Key design principle: conditionality is never sacrificed. If your prompt says "only do X if Y", that constraint survives compression.


Requirements

  • Python 3.10+
  • Ollama running locally
  • Two models pulled:
ollama pull llama3.2:1b
ollama pull nomic-embed-text
  • Python dependencies:
pip install ollama numpy

Quick start

from compressor import LLMCompressEmbedValidate

pipeline = LLMCompressEmbedValidate()
result = pipeline.process("Your prompt text here...")

print(result.output_text)   # compressed (or original if validation failed)
print(result.report())      # MODE / COVERAGE / TOKENS saved

Result object:

Field Description
output_text Text to send to your LLM
mode compressed / raw_fallback / skipped
coverage Cosine similarity (0.0–1.0)
tokens_in Estimated input tokens
tokens_out Estimated output tokens
tokens_saved Difference

CLI usage

echo "Your long prompt here..." | python3 cli.py

Output: compressed text on stdout, stats on stderr.

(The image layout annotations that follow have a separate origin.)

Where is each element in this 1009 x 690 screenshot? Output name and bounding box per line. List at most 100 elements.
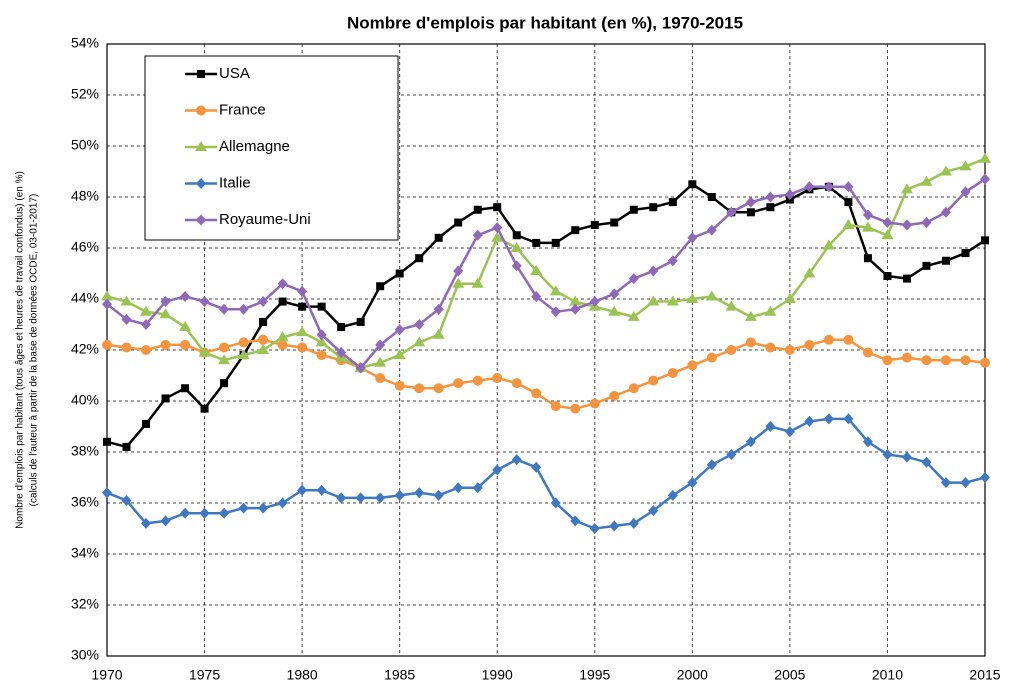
marker — [726, 449, 737, 461]
y-tick-label: 42% — [71, 341, 99, 357]
marker — [316, 484, 327, 496]
marker — [783, 293, 796, 303]
marker — [862, 436, 873, 448]
marker — [745, 436, 756, 448]
marker — [394, 380, 405, 391]
marker — [374, 356, 387, 367]
marker — [433, 383, 444, 394]
x-tick-label: 1990 — [482, 667, 513, 683]
marker — [472, 375, 483, 386]
marker — [355, 362, 366, 374]
marker — [667, 367, 678, 378]
marker — [196, 105, 206, 116]
marker — [511, 378, 522, 389]
series-line — [106, 417, 986, 530]
series — [102, 334, 990, 414]
y-tick-label: 32% — [71, 596, 99, 612]
marker — [590, 221, 599, 230]
marker — [238, 303, 249, 315]
marker — [784, 426, 795, 438]
y-tick-label: 38% — [71, 443, 99, 459]
marker — [394, 324, 405, 336]
y-tick-label: 50% — [71, 137, 99, 153]
series-line — [106, 338, 986, 410]
marker — [452, 277, 465, 288]
marker — [628, 383, 639, 394]
marker — [161, 394, 170, 403]
marker — [276, 331, 289, 342]
marker — [511, 454, 522, 466]
x-tick-label: 1995 — [579, 667, 610, 683]
series-line — [106, 157, 986, 370]
marker — [531, 388, 542, 399]
marker — [745, 337, 756, 348]
marker — [706, 224, 717, 236]
marker — [687, 232, 698, 244]
marker — [862, 209, 873, 221]
marker — [901, 451, 912, 463]
marker — [395, 269, 404, 278]
x-tick-label: 1980 — [287, 667, 318, 683]
marker — [432, 328, 445, 339]
y-tick-label: 48% — [71, 188, 99, 204]
marker — [258, 296, 269, 308]
marker — [473, 205, 482, 214]
marker — [570, 515, 581, 527]
marker — [921, 355, 932, 366]
marker — [315, 336, 328, 347]
marker — [961, 249, 970, 258]
y-tick-label: 30% — [71, 647, 99, 663]
marker — [922, 261, 931, 270]
marker — [179, 321, 192, 332]
series — [102, 413, 990, 534]
marker — [764, 305, 777, 316]
marker — [686, 293, 699, 303]
marker — [181, 384, 190, 393]
x-tick-label: 1970 — [91, 667, 122, 683]
marker — [196, 178, 206, 189]
marker — [570, 303, 581, 315]
marker — [159, 308, 172, 319]
marker — [493, 203, 502, 212]
marker — [589, 398, 600, 409]
marker — [648, 375, 659, 386]
series — [101, 152, 991, 372]
plot-frame — [106, 43, 986, 657]
marker — [551, 238, 560, 247]
marker — [238, 337, 249, 348]
marker — [902, 274, 911, 283]
series — [102, 173, 990, 374]
marker — [901, 352, 912, 363]
marker — [706, 459, 717, 471]
marker — [199, 296, 210, 308]
marker — [939, 165, 952, 176]
marker — [882, 449, 893, 461]
marker — [921, 217, 932, 228]
marker — [726, 206, 737, 218]
marker — [668, 198, 677, 207]
marker — [142, 419, 151, 428]
x-tick-label: 2015 — [969, 667, 1000, 683]
marker — [531, 290, 542, 302]
legend-label: USA — [219, 65, 250, 82]
x-tick-label: 1975 — [189, 667, 220, 683]
marker — [393, 349, 406, 360]
marker — [705, 290, 718, 301]
marker — [122, 442, 131, 451]
marker — [746, 208, 755, 217]
y-tick-label: 44% — [71, 290, 99, 306]
marker — [765, 421, 776, 432]
marker — [414, 383, 425, 394]
marker — [589, 296, 600, 308]
marker — [355, 492, 366, 504]
marker — [298, 302, 307, 311]
marker — [492, 464, 503, 476]
series — [103, 180, 989, 451]
marker — [940, 477, 951, 489]
marker — [121, 494, 132, 506]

Claude Code hook (recommended setup)

Add to your ~/.claude/settings.json under hooks → UserPromptSubmit:

{
  "type": "command",
  "command": "echo \"${CLAUDE_USER_PROMPT:-}\" | python3 /path/to/token-compressor/cli.py > /tmp/compressed_prompt.txt 2>/tmp/compress.log || true"
}

This runs on every prompt submission and writes the compressed version to a temp file, which can be injected back into context via a second hook or MCP server.


MCP server

The MCP server exposes compression as a tool callable from Claude Code and any MCP-compatible client.

Install:

pip install token-compressor-mcp

Tool: compress_prompt

  • Input: text (string)
  • Output: compressed text + stats footer

Claude Code MCP config (~/.claude/settings.json):

{
  "mcpServers": {
    "token-compressor": {
      "command": "uvx",
      "args": ["token-compressor-mcp"]
    }
  }
}

Or from source:

{
  "mcpServers": {
    "token-compressor": {
      "command": "python3",
      "args": ["-m", "token_compressor_mcp"],
      "cwd": "/path/to/token-compressor"
    }
  }
}

Configuration

pipeline = LLMCompressEmbedValidate(
    threshold=0.90,          # cosine similarity floor (lower = more aggressive)
    min_tokens=80,           # skip pipeline below this (not worth compressing)
    compress_model="llama3.2:1b",
    embed_model="nomic-embed-text",
)

How it works

Stage 1 — LLM compression

The compression prompt instructs the model to:

  • Preserve all conditionals (if, only if, unless, when, but only)
  • Preserve all negations
  • Remove filler, hedging, redundancy
  • Target 40–60% of original length

Stage 2 — Embedding validation

Computes cosine similarity between the original and compressed text using nomic-embed-text. If similarity falls below threshold, the original is returned unchanged. This prevents silent meaning loss.


Results

Tested across Swedish and English prompts, technical and natural language:

Input Tokens in Tokens out Saved
Research abstract (EN) 89 38 57%
Session intent (SV) 32 18 44%
Technical instruction 47 22 53%
Short command (<80t) skipped

Research background

This tool implements the architecture from:

Wikström, B. (2026). When Alignment Reduces Uncertainty: Epistemic Variance Collapse and Its Implications for Metacognitive AI. DOI: 10.5281/zenodo.18731535

Part of the Base76 Research Lab toolchain for epistemic AI infrastructure.